Don't you just love it when complete strangers tell you how you should or shouldn't be bringing up your kids? What is it about some people that makes them think they have the right to pass judgment on a situation they know nothing about?
It beggars belief, and the latest story of mom-shaming really has our blood boiling.
Annie Ferguson Muscato, a mom from Gainesville, Florida, was buying baby formula for her 2-month-old daughter, Ellie Jo, in Target when she was approached by a woman who informed her, "Breast is best."
Muscato was so taken aback by the reproach that she posted an emotional Facebook post that has been shared over 36,000 times.
In the post, Muscato says she knows breast is best but that breastfeeding Ellie Jo was a huge struggle. The baby would be "inconsolable" and "writhing in pain" after she had eaten, on one occasion screaming for eight hours straight. It wasn't until Muscato tried the hypoallergenic, dairy- and protein-free baby formula she was buying in Target that day that the screaming lessened and that her daughter started smiling, interacting and sleeping:
"Dear Stranger in Target,
You didn't need to tell me, "breast is best" as I was buying a can of baby formula, because I already know.
I know that my husband and I excitedly took the four hour breast feeding class when I was pregnant.
I know that my baby immediately did skin to skin and ate from my breast within an hour of her birth, because it was important to me.
I know that we saw a lactation consultant before we took her home, and again a few weeks later.
I know that we struggled at first. That some nights we both cried together. That my dear friends swore it would get better. I know they were right, and it did.
I know "breast is best" just like you do.
But, let me tell you what else I know.
I know that my baby began screaming after she ate. Writhing in pain. Inconsolable.
I know over the last month and a half I have exclusively pumped and tried slow flow bottles of breast milk, I have tried different positions, I have seen another lactation consultant.
I know I have held my child, my baby, while she screamed for hours- one day for eight hours straight.
I know we have been to see the pediatrician at least twice a week since she has been born.
I know that I tried cutting soy, and dairy, and leafy greens from my diet to make my milk more digestible for her.
I have pumped- and I'm still pumping- enough to have hundreds of ounces of breast milk in my freezer even though she will likely never be able to eat it.
All because "breast is best."
And then finally, we tried the hypoallergenic dairy protein free formula you saw me buying today. And the screaming lessened. And my baby started smiling. She started interacting. She started sleeping.
And I cried. Because I thought breast was best. I thought my body failed her. I thought she wouldn't be as healthy on formula.
I know you think I must not care or I'm lazy, or maybe you were genuinely trying to be helpful and thought no one had ever told me the benefits of breast feeding.
But, you are wrong. What I know that you don't is that breast ISN'T always best. I know happy, healthy baby is best. I know FED is best.

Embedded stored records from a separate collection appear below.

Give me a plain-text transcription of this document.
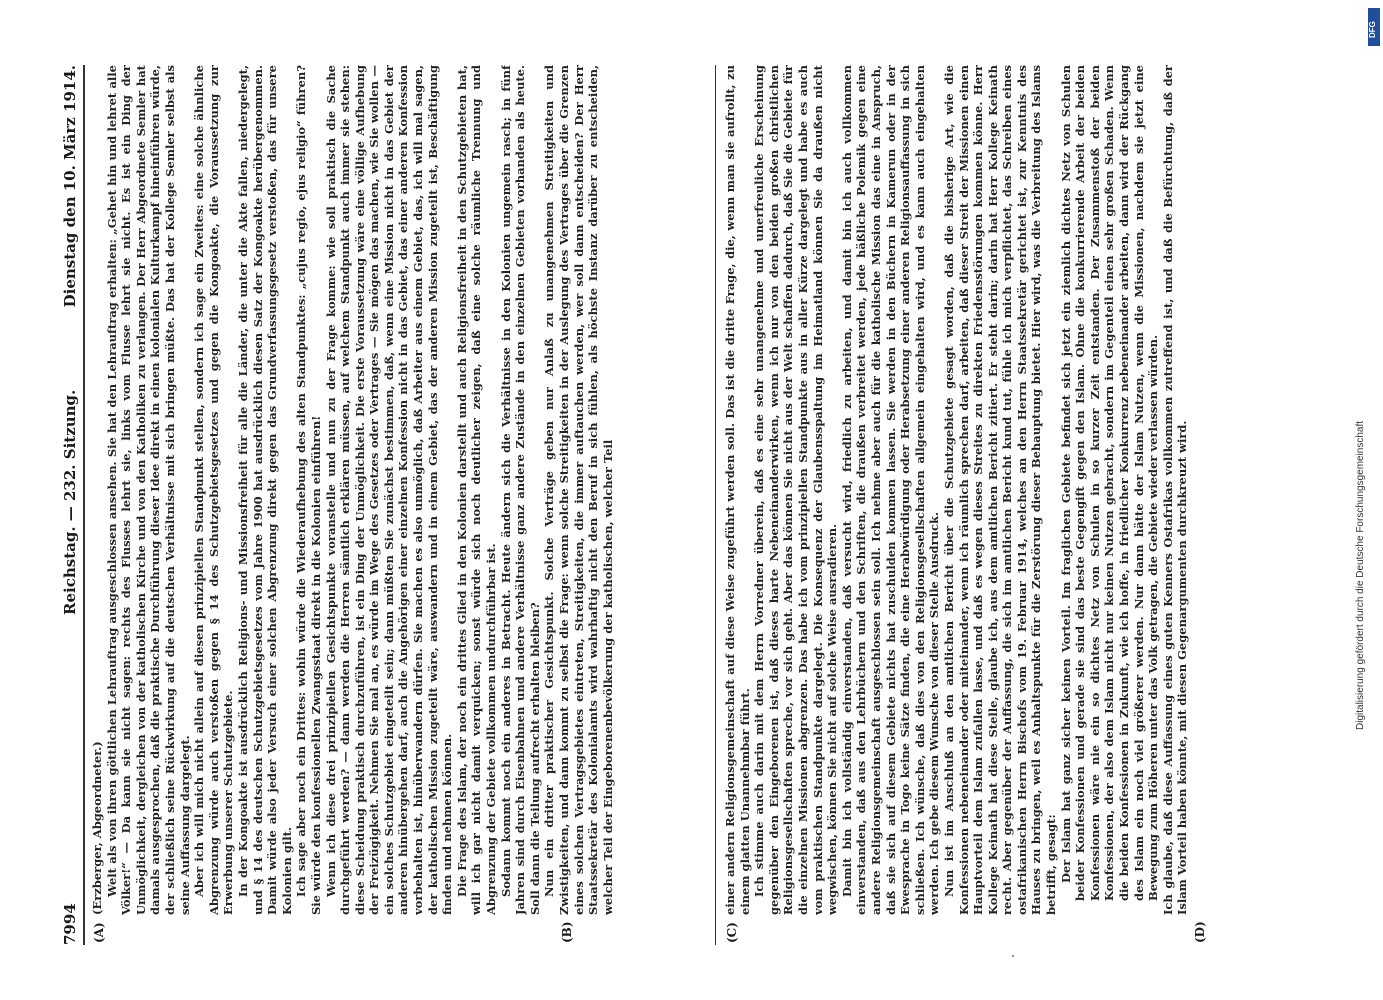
7994
Reichstag. — 232. Sitzung.
Dienstag den 10. März 1914.
(A)	(B)

(Erzberger, Abgeordneter.) Welt als von ihren göttlichen Lehrauftrag ausgeschlossen ansehen. Sie hat den Lehrauftrag erhalten: „Gehet hin und lehret alle Völker!“ — Da kann sie nicht sagen: rechts des Flusses lehrt sie, links vom Flusse lehrt sie nicht. Es ist ein Ding der Unmöglichkeit, dergleichen von der katholischen Kirche und von den Katholiken zu verlangen. Der Herr Abgeordnete Semler hat damals ausgesprochen, daß die praktische Durchführung dieser Idee direkt in einen kolonialen Kulturkampf hineinführen würde, der schließlich seine Rückwirkung auf die deutschen Verhältnisse mit sich bringen müßte. Das hat der Kollege Semler selbst als seine Auffassung dargelegt. Aber ich will mich nicht allein auf diesen prinzipiellen Standpunkt stellen, sondern ich sage ein Zweites: eine solche ähnliche Abgrenzung würde auch verstoßen gegen § 14 des Schutzgebietsgesetzes und gegen die Kongoakte, die Voraussetzung zur Erwerbung unserer Schutzgebiete. In der Kongoakte ist ausdrücklich Religions- und Missionsfreiheit für alle die Länder, die unter die Akte fallen, niedergelegt, und § 14 des deutschen Schutzgebietsgesetzes vom Jahre 1900 hat ausdrücklich diesen Satz der Kongoakte herübergenommen. Damit würde also jeder Versuch einer solchen Abgrenzung direkt gegen das Grundverfassungsgesetz verstoßen, das für unsere Kolonien gilt. Ich sage aber noch ein Drittes: wohin würde die Wiederaufhebung des alten Standpunktes: „cujus regio, ejus religio“ führen? Sie würde den konfessionellen Zwangsstaat direkt in die Kolonien einführen! Wenn ich diese drei prinzipiellen Gesichtspunkte voranstelle und nun zu der Frage komme: wie soll praktisch die Sache durchgeführt werden? — dann werden die Herren sämtlich erklären müssen, auf welchem Standpunkt auch immer sie stehen: diese Scheidung praktisch durchzuführen, ist ein Ding der Unmöglichkeit. Die erste Voraussetzung wäre eine völlige Aufhebung der Freizügigkeit. Nehmen Sie mal an, es würde im Wege des Gesetzes oder Vertrages — Sie mögen das machen, wie Sie wollen — ein solches Schutzgebiet eingeteilt sein; dann müßten Sie zunächst bestimmen, daß, wenn eine Mission nicht in das Gebiet der anderen hinübergehen darf, auch die Angehörigen einer einzelnen Konfession nicht in das Gebiet, das einer anderen Konfession vorbehalten ist, hinüberwandern dürfen. Sie machen es also unmöglich, daß Arbeiter aus einem Gebiet, das, ich will mal sagen, der katholischen Mission zugeteilt wäre, auswandern und in einem Gebiet, das der anderen Mission zugeteilt ist, Beschäftigung finden und nehmen können. Die Frage des Islam, der noch ein drittes Glied in den Kolonien darstellt und auch Religionsfreiheit in den Schutzgebieten hat, will ich gar nicht damit verquicken; sonst würde sich noch deutlicher zeigen, daß eine solche räumliche Trennung und Abgrenzung der Gebiete vollkommen undurchführbar ist. Sodann kommt noch ein anderes in Betracht. Heute ändern sich die Verhältnisse in den Kolonien ungemein rasch; in fünf Jahren sind durch Eisenbahnen und andere Verhältnisse ganz andere Zustände in den einzelnen Gebieten vorhanden als heute. Soll dann die Teilung aufrecht erhalten bleiben? Nun ein dritter praktischer Gesichtspunkt. Solche Verträge geben nur Anlaß zu unangenehmen Streitigkeiten und Zwistigkeiten, und dann kommt zu selbst die Frage: wenn solche Streitigkeiten in der Auslegung des Vertrages über die Grenzen eines solchen Vertragsgebietes eintreten, Streitigkeiten, die immer auftauchen werden, wer soll dann entscheiden? Der Herr Staatssekretär des Kolonialamts wird wahrhaftig nicht den Beruf in sich fühlen, als höchste Instanz darüber zu entscheiden, welcher Teil der Eingeborenenbevölkerung der katholischen, welcher Teil

(C)	(D)

einer andern Religionsgemeinschaft auf diese Weise zugeführt werden soll. Das ist die dritte Frage, die, wenn man sie aufrollt, zu einem glatten Unannehmbar führt. Ich stimme auch darin mit dem Herrn Vorredner überein, daß es eine sehr unangenehme und unerfreuliche Erscheinung gegenüber den Eingeborenen ist, daß dieses harte Nebeneinanderwirken, wenn ich nur von den beiden großen christlichen Religionsgesellschaften spreche, vor sich geht. Aber das können Sie nicht aus der Welt schaffen dadurch, daß Sie die Gebiete für die einzelnen Missionen abgrenzen. Das habe ich vom prinzipiellen Standpunkte aus in aller Kürze dargelegt und habe es auch vom praktischen Standpunkte dargelegt. Die Konsequenz der Glaubensspaltung im Heimatland können Sie da draußen nicht wegwischen, können Sie nicht auf solche Weise ausradieren. Damit bin ich vollständig einverstanden, daß versucht wird, friedlich zu arbeiten, und damit bin ich auch vollkommen einverstanden, daß aus den Lehrbüchern und den Schriften, die draußen verbreitet werden, jede häßliche Polemik gegen eine andere Religionsgemeinschaft ausgeschlossen sein soll. Ich nehme aber auch für die katholische Mission das eine in Anspruch, daß sie sich auf diesem Gebiete nichts hat zuschulden kommen lassen. Sie werden in den Büchern in Kamerun oder in der Ewesprache in Togo keine Sätze finden, die eine Herabwürdigung oder Herabsetzung einer anderen Religionsauffassung in sich schließen. Ich wünsche, daß dies von den Religionsgesellschaften allgemein eingehalten wird, und es kann auch eingehalten werden. Ich gebe diesem Wunsche von dieser Stelle Ausdruck. Nun ist im Anschluß an den amtlichen Bericht über die Schutzgebiete gesagt worden, daß die bisherige Art, wie die Konfessionen nebeneinander oder miteinander, wenn ich räumlich sprechen darf, arbeiten, daß dieser Streit der Missionen einen Hauptvorteil dem Islam zufallen lasse, und daß es wegen dieses Streites zu direkten Friedensstörungen kommen könne. Herr Kollege Keinath hat diese Stelle, glaube ich, aus dem amtlichen Bericht zitiert. Er steht darin; darin hat Herr Kollege Keinath recht. Aber gegenüber der Auffassung, die sich im amtlichen Bericht kund tut, fühle ich mich verpflichtet, das Schreiben eines ostafrikanischen Herrn Bischofs vom 19. Februar 1914, welches an den Herrn Staatssekretär gerichtet ist, zur Kenntnis des Hauses zu bringen, weil es Anhaltspunkte für die Zerstörung dieser Behauptung bietet. Hier wird, was die Verbreitung des Islams betrifft, gesagt: Der Islam hat ganz sicher keinen Vorteil. Im fraglichen Gebiete befindet sich jetzt ein ziemlich dichtes Netz von Schulen beider Konfessionen und gerade sie sind das beste Gegengift gegen den Islam. Ohne die konkurrierende Arbeit der beiden Konfessionen wäre nie ein so dichtes Netz von Schulen in so kurzer Zeit entstanden. Der Zusammenstoß der beiden Konfessionen, der also dem Islam nicht nur keinen Nutzen gebracht, sondern im Gegenteil einen sehr großen Schaden. Wenn die beiden Konfessionen in Zukunft, wie ich hoffe, in friedlicher Konkurrenz nebeneinander arbeiten, dann wird der Rückgang des Islam ein noch viel größerer werden. Nur dann hätte der Islam Nutzen, wenn die Missionen, nachdem sie jetzt eine Bewegung zum Höheren unter das Volk getragen, die Gebiete wieder verlassen würden. Ich glaube, daß diese Auffassung eines guten Kenners Ostafrikas vollkommen zutreffend ist, und daß die Befürchtung, daß der Islam Vorteil haben könnte, mit diesen Gegenargumenten durchkreuzt wird.	Digitalisierung gefördert durch die Deutsche Forschungsgemeinschaft
DFG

What I'm sure we both know is that parenting is hard. Really hard. That sometimes what we plan for and what we want just doesn't work out, but we are all here trying to do what's best for our babies.
So, dear stranger, next time you see someone buying formula, try to remember that mamas should support each other. Think about everything you might not know. Remind yourself that "fed is best" and smile because it means someone loves their baby enough to do what's best for them.
Another Mom Doing Her Best and a Happier Formula Fed Baby
P.S. Dear friends, please feel free to share this in the hopes the people who need the reminder see it. (And I will in turn promise not to bombard your wall with any more essays about parenting!)"
It's one thing to be told breast is best when you've made a decision to formula feed instead of breastfeed — and whatever your reason for that choice, it's nobody else's business — but for this particular mom, it wasn't her choice. She desperately wanted to breastfeed her child and give her all the benefits of her mother's milk, which made it even more difficult to take the stranger's criticism.
It's so sad that in 2016 women still face this kind of ignorance and rudeness. The health benefits of breast milk cannot be disputed, but that's not the point. The point is that breast milk isn't best for some babies (and moms), and above all, it's nobody else's business what another mom feeds her baby, as long as the baby is happy and healthy.
Whatever your opinion on breastfeeding, the only time it matters is when it comes to your own baby. When it comes to everyone else, keep your thoughts to yourself.